As cartas de Peggotty não continham outras novidades. «Mister Barkis era um excelente marido, dizia, conquanto fosse sempre um pouco agarrado; mas cada qual tem os seus defeitos e ela não deixava de os ter pelo seu lado (eu nunca pudera descobri-los), ele mandava-me recomendações e recordava-me que o meu pequeno quarto lá estava à minha espera. Mister Peggotty passava bem, Ham também, Mistress Gummidge ia assim-assim e a Emilita não tinha querido mandar-me recomendações, mas tinha dito que Peggotty podia encarregar-se disso, se quisesse».

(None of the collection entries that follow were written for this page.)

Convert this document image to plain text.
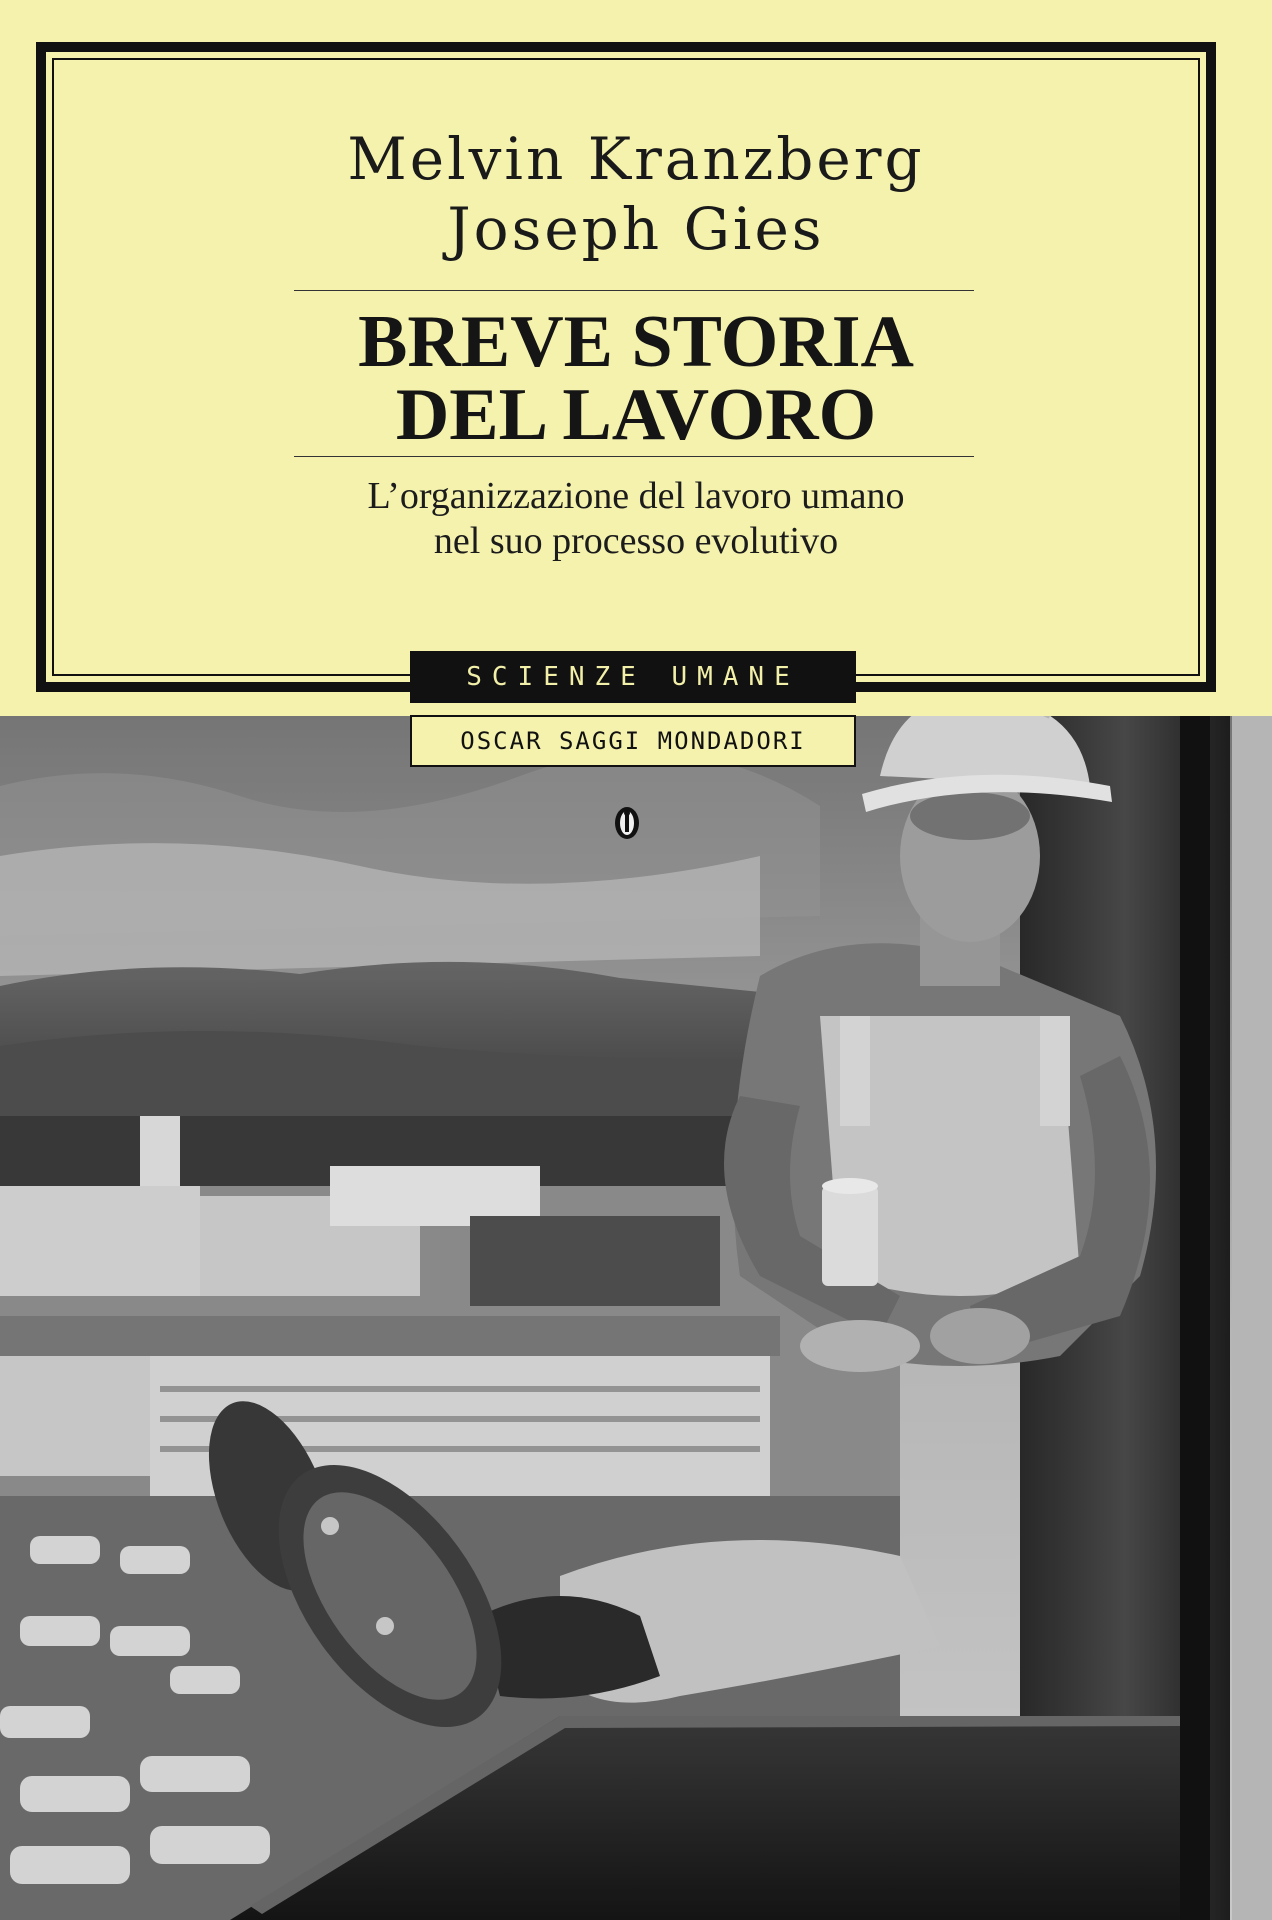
Melvin Kranzberg
Joseph Gies
BREVE STORIA
DEL LAVORO
L’organizzazione del lavoro umano
nel suo processo evolutivo
SCIENZE UMANE
OSCAR SAGGI MONDADORI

Comuniquei todas estas novidades a minha tia como sobrinho submisso, guardando somente para mim o que dizia respeito à Emilita, por um sentimento instintivo de que a tia Betsy não gostaria muito dela. No começo da minha estada em Canterbury, ela foi lá muitas vezes com o pretexto de ver-me e sempre a horas em que eu não podia esperá-la, com o fim, suponho, de me encontrar em falta. Mas como pelo contrário me encontrava sempre ocupado e sabia por informações certas que eu tinha boa reputação e que ia muito adiantado nos meus estudos, não tardou a renunciar a essas imprevistas visitas. Eu via-a todos os meses quando ia a Douvres, ao sábado, para lá passar o domingo e todos os quinze dias Mister Dick chegava na quarta-feira ao meio-dia, pela diligência, para só regressar no dia seguinte de manhã.

Nessas ocasiões, Mister Dick nunca viajava sem um estojo que continha provisão de papelaria e a famosa memória, porque se lhe tinha metido em cabeça que o tempo urgia e que, decididamente, era preciso terminar esse documento.

Mister Dick era grande amador de pão de espécies. Para lhe tornar as suas visitas mais agradáveis, minha tia tinha-me encarregado de lhe abrir um crédito num pasteleiro, com ordem de nunca lhe fornecer por dia mais de dez pence. Esta regra estrita e o pagamento que se reservava fazer ela própria das contas do hotel em que ele dormia, levavam-me a crer que ela lhe dava licença para fazer tilintar o dinheiro no bolso do colete, mas não para o gastar. Descobri mais tarde que era esse o caso, efectivamente, ou que pelo menos se combinara entre minha tia e ele, que ele lhe prestaria contas de todas as suas despesas. Como não tinha ideia de a enganar, mas sim o maior desejo de lhe ser agradável, fazia-as com a maior moderação. Nesse ponto como noutro qualquer, Mister Dick estava convencido de que minha tia era a mais sábia e a mais admirável mulher do mundo, como muitas vezes mo confiou sob sigilo de segredo e ao ouvido.

— Trotwood — disse-me Dick com ar misterioso depois de me ter feito essa confidência uma quarta-feira — quem é aquele homem que se esconde perto da nossa casa para lhe causar medo?

— Para causar medo à minha tia, senhor Dick?

Mister Dick fez um sinal de assentimento.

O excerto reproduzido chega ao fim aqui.